L’Aquila “si avvia a celebrare i 15 anni del terremoto – commenta il sindaco della città Pierluigi Biondi -. Essere capitale italiana della cultura non è un risarcimento, ma rappresenta un elemento attorno a cui ricostruire il tessuto sociale della nostra comunità”. La cultura “è un elemento fondante, è recupero dell’identità e proiezione nel futuro – aggiunge – . Le altre città finaliste saranno parte di questo percorso. Vi garantiamo che saremo all’altezza del compito che ci assegnate… viva l’Italia”. Il progetto presentato dal capoluogo abruzzese è intitolato ‘L’Aquila Città multiverso’ ed è “un ambizioso programma di sperimentazione artistica per la creazione di un modello di rilancio socio-economico territoriale a base culturale, capace di proiettarla verso il futuro seguendo i quattro assi della Nuova Agenda Europea della Cultura: coesione sociale, salute pubblica benessere. creatività e innovazione, sostenibilità socio-ambientale”, si legge nelle linee guida. “Siamo molto felici, è un altro segno di rinascita dell’Abruzzo – commenta Marco Marsilio, appena confermato alla presidenza della Regione -. Sapevamo di essere molto competitivi e che il dossier presentato era eccellente. La giuria lo ha riconosciuto”. Il progetto dell’Aquila “ci ha convinto per la sua qualità, ma anche per aspetti come il budget, la capacità di includere per tutto l’anno i territori e per il coinvolgimento dei giovani” spiega Davide Maria Desario, presidente della giuria. Ognuno dei progetti delle città finaliste “rappresenta l’emblema dell’Italia come vorremmo che fosse, l’Italia del fare”. Per questo Desario torna a lanciare la proposta (poi accolta dal ministro, ndr) “che oltre oltre al premio alla città vincitrice si integri il bando con un riconoscimento anche alle altre finaliste”. Fra le reazioni alla vittoria, prevalgono le congratulazioni da parte delle altre città finaliste ma si solleva anche qualche polemica.
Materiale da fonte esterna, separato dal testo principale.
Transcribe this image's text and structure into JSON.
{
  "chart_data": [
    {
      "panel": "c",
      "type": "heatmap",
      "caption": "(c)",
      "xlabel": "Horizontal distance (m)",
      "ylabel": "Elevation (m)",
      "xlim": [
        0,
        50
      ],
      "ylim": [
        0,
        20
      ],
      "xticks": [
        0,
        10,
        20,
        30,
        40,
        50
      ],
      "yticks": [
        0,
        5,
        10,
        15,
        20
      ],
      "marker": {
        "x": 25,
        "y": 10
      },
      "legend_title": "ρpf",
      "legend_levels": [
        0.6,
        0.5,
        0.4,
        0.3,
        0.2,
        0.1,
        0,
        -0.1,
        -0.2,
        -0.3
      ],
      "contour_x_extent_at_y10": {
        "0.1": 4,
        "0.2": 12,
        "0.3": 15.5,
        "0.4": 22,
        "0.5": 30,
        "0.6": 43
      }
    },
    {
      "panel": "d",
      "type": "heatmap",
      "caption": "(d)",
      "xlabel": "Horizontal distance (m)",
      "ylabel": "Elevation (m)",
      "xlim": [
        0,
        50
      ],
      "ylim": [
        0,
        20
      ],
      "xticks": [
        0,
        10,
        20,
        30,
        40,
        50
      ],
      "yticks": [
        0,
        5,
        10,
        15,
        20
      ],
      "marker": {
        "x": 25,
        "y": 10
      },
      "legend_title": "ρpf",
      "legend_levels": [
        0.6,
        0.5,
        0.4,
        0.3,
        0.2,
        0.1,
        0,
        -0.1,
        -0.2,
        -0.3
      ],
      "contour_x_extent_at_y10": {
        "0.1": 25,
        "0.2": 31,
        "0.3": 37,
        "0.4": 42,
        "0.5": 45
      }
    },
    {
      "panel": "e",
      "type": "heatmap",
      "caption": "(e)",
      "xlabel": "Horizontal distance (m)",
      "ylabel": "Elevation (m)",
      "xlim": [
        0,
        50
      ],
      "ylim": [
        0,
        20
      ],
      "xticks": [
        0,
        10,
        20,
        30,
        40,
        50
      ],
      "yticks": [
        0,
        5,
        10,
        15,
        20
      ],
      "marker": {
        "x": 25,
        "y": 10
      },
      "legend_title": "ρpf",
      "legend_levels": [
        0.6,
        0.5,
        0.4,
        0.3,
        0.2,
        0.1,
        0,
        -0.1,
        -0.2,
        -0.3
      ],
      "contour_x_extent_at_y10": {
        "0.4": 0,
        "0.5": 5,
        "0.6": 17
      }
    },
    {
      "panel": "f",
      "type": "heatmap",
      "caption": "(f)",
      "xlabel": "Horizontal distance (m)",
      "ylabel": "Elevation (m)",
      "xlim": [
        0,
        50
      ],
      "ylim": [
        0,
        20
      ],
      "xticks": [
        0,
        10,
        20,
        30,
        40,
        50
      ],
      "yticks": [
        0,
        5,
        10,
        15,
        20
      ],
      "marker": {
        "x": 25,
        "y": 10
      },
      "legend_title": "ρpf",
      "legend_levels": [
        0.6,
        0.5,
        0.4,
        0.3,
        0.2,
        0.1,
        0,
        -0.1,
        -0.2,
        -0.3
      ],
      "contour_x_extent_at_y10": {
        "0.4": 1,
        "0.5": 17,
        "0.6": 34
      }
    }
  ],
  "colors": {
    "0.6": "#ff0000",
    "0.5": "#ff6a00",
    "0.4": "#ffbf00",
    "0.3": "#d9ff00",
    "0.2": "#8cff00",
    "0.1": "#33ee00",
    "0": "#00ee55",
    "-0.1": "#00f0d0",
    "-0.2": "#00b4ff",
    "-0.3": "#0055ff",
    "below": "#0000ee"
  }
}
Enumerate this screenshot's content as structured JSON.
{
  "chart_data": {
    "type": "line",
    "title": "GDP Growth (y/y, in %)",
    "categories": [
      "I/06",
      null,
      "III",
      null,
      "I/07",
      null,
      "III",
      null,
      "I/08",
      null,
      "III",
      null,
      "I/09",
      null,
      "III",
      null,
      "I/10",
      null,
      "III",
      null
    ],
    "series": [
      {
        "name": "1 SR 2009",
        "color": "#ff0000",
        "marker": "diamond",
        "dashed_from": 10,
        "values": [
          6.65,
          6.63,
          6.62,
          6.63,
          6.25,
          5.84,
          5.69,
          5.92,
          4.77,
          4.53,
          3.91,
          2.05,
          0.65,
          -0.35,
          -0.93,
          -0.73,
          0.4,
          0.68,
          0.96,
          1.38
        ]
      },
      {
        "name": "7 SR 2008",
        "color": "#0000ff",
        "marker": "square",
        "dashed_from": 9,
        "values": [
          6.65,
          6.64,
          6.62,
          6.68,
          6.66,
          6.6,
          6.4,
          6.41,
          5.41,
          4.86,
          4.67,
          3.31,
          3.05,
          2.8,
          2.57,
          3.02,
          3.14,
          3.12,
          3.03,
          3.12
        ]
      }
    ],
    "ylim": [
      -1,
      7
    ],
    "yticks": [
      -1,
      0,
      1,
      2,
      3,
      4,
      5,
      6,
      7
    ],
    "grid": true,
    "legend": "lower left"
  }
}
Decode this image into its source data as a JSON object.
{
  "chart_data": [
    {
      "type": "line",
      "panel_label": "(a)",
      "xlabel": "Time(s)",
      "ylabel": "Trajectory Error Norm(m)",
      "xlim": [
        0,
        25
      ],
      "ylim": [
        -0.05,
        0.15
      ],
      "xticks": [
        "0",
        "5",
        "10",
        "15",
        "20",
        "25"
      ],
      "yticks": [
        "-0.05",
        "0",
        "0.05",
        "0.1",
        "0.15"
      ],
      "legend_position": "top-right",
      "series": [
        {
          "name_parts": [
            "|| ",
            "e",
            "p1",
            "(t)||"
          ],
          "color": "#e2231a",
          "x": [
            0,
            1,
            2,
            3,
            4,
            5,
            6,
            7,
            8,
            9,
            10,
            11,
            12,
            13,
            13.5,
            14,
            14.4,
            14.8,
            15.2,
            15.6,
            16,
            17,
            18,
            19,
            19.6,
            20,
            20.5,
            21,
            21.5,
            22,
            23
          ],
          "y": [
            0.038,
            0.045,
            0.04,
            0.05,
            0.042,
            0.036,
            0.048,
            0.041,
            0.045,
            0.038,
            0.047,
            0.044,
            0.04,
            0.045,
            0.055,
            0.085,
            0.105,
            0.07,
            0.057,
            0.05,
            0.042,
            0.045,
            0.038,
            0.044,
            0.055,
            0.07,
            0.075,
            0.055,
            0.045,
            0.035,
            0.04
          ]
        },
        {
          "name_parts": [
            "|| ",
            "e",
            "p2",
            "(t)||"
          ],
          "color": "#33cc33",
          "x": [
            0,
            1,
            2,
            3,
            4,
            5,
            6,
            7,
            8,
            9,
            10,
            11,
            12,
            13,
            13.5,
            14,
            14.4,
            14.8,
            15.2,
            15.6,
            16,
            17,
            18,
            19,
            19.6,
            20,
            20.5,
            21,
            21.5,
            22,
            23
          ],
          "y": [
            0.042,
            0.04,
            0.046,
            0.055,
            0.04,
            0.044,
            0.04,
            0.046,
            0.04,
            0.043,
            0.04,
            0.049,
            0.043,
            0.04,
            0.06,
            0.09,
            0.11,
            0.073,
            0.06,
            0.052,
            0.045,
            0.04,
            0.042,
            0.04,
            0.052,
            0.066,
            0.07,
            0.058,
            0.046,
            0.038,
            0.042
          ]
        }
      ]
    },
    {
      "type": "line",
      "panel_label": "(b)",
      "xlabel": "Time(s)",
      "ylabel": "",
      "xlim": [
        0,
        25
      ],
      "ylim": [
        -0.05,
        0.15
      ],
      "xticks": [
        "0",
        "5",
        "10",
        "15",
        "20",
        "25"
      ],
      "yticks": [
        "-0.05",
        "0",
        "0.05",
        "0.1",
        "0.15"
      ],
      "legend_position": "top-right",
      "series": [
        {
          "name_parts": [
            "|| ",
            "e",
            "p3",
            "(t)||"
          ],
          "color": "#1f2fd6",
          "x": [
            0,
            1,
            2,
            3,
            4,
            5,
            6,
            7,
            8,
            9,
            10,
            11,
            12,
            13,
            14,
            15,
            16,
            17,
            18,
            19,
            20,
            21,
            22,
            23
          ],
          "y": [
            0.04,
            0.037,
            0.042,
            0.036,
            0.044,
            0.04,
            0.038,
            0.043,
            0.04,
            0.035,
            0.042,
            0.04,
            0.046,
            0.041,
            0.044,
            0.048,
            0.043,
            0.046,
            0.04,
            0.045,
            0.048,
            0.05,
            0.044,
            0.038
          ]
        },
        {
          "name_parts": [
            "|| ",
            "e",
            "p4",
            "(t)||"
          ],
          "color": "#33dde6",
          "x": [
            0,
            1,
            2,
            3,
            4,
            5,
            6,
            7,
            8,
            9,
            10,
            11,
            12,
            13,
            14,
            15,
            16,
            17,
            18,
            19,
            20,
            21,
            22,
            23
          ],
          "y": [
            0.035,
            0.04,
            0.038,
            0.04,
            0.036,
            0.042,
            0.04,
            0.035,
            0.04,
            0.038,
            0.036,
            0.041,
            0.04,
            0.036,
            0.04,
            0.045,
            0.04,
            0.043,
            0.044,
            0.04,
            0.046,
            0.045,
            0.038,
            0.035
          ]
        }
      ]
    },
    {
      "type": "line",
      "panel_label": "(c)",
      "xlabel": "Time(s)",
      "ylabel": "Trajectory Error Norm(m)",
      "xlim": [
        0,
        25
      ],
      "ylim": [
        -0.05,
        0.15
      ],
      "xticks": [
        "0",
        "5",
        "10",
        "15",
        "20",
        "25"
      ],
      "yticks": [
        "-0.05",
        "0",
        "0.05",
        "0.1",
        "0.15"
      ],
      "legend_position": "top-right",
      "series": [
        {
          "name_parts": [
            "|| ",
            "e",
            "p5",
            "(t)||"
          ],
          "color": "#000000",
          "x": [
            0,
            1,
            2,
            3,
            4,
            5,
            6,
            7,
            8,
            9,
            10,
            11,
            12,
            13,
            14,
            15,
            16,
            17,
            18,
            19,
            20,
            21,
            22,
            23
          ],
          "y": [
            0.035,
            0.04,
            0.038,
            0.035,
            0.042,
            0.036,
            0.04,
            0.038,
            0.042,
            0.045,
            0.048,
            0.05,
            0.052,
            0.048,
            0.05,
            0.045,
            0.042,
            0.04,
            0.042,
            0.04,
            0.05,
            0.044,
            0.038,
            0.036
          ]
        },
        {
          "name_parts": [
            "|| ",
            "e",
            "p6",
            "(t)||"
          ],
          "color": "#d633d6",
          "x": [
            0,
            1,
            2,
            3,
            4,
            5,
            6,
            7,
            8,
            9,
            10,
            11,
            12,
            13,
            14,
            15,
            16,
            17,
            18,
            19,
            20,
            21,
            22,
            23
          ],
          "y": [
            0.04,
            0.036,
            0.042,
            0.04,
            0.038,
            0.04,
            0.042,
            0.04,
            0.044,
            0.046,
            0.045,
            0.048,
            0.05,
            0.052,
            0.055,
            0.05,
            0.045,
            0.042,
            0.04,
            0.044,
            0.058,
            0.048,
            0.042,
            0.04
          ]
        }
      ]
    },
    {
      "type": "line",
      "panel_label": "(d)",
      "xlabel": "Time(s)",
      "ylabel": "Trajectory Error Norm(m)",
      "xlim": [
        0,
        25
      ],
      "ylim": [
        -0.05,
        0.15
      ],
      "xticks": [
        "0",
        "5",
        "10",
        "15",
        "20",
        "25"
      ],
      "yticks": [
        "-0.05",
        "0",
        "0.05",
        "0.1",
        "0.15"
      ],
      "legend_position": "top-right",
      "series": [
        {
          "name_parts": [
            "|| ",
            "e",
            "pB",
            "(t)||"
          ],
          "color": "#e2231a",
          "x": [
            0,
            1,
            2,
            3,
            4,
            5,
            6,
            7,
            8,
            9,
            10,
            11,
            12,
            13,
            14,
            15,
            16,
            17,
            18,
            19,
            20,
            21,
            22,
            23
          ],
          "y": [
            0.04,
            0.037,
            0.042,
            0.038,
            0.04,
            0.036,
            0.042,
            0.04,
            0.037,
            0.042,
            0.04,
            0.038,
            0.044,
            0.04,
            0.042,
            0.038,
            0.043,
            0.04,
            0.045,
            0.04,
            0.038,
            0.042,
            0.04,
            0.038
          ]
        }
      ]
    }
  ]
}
“A pensar male si fa peccato ma, come dice l’adagio, spesso si indovina. O forse è solo un caso che, a pochi giorni, dalle elezioni regionali in Abruzzo il titolo sia stato conferito proprio a La città de L’Aquila?” si chiede in una nota il deputato del Pd Andrea Gnassi, ex sindaco di Rimini. Critico anche l’attuale sindaco della città romagnola Jamil Sadegholvaad che fa i complimenti a L’Aquila ma parla di “invasioni di campo preventive scomposte anche da parte di chi dovrebbe essere super partes” nella competizione. Il nostro auspicio “è che Rimini e la Romagna alluvionata possano essere Capitale italiana della cultura l’anno successivo – commenta il governatore dell’Emilia Romagna Stefano Bonaccini -, a partire proprio dall’alluvione senza precedenti del maggio 2023 da cui hanno saputo subito risollevarsi e ripartire”. Invece il consigliere regionale del Movimento 5 Stelle del Molise Andrea Greco oltre a esprimere il rammarico per la sconfitta di Agnone (Isernia) che era tra le dieci finaliste, critica Bruno Vespa, che avrebbe dimostrato “una meno che sufficiente caratura giornalistica” per l’endorsement a L’Aquila che avrebbe fatto sulla tv pubblica alla vigilia della designazione: “E’ stato per lo meno spiacevole per non utilizzare altri termini”.